Not Improved Enough
Menkes Disease is an X-linked recessive condition in which the affected person, almost always a boy, has progressive neurological problems and bladder infections starting in infancy and dies before 3 years. It's because of problems with enzymes involved in using copper. I don't exactly understand how the condition works, but it's fatal.
In this study, they described four boys with Menkes Disease who received an experimental treatment, parenteral copper histidine. One died at 10 years old and the other three were still alive at 20, 18 and 10 years old. One scored as mildly delayed on an IQ and the others scored normal, but all four were slower to learn motor skills and some had other learning differences such as ADD and speech delays. All of them had varying problems with blood pressure, ranging from low blood pressure on standing with no symptoms to repeated fainting and crawling up stairs to prevent fainting. A couple of them used a tricycle thing preferentially over walking because they were less likely to faint. Clearly, they are much better off with this treatment, and just as clearly, they are not normal.

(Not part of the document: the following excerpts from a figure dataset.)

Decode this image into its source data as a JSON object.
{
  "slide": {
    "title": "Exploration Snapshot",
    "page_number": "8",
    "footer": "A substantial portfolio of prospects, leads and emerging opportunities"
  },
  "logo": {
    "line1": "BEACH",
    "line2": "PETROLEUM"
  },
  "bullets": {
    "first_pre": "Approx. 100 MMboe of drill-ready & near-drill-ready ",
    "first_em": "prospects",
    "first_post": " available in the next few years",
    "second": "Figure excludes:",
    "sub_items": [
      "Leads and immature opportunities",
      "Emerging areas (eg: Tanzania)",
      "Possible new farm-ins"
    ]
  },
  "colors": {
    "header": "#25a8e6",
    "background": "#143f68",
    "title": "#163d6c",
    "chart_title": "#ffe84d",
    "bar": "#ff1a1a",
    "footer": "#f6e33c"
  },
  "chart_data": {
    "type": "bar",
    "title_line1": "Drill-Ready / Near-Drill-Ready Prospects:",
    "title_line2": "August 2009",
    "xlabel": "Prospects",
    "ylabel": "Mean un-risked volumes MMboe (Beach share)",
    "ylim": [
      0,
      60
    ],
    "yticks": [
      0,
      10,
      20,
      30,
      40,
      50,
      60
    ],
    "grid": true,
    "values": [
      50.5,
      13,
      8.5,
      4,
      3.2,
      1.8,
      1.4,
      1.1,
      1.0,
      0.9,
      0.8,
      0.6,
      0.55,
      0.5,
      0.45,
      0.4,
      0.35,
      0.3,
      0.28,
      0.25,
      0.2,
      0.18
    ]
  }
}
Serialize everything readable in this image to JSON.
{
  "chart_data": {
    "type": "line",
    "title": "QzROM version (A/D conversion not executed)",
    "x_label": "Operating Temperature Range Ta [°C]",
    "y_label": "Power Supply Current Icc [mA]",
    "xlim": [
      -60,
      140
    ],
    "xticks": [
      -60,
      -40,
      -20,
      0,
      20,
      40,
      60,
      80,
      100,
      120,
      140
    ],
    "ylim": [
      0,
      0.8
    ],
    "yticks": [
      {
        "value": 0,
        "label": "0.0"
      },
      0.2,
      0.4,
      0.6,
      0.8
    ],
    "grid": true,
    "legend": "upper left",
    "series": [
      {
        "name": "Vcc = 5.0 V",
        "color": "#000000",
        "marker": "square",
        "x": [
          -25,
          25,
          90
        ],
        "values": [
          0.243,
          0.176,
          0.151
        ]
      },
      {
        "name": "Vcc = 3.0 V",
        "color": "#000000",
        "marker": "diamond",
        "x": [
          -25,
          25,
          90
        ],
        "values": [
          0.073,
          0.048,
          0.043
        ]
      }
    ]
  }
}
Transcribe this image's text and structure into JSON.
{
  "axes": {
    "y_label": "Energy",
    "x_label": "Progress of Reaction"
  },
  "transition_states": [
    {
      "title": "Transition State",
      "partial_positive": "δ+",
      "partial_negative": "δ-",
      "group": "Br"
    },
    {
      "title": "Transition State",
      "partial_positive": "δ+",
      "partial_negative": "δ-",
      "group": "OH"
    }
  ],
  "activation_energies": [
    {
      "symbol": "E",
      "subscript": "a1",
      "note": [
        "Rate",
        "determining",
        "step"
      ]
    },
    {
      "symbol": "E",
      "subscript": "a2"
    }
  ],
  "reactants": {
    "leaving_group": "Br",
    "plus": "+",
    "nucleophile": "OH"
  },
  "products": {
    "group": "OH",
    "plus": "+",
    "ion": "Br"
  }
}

What really angers me about this article is the last paragraph in the discussion:
"However, enthusiasm about the use of copper-histidine treatment in second and subsequent affected males in MD families should be tempered by caution, since the residual abnormalities are quite substantial in all patients, and some of the connective tissue abnormalities may become more disabling later in life. At present, the treatment should still be regarded as experimental and not yet a serious alternative to prevention by early prenatal detection and termination of affected pregnancies for those who regard this approach as acceptable. Copper-histidine treatment is worthy of consideration for couples who cannot accept this approach."
In other words, they're improved, but not good enough to let them live. In the eyes of their doctor, those four boys/men were better off dead than even having that degree of disability. It makes me so angry. If one of the surviving men described here were to read this article, how would they feel to read that the life-saving treatment they received is not considered a serious alternative to preventing the birth of people like them?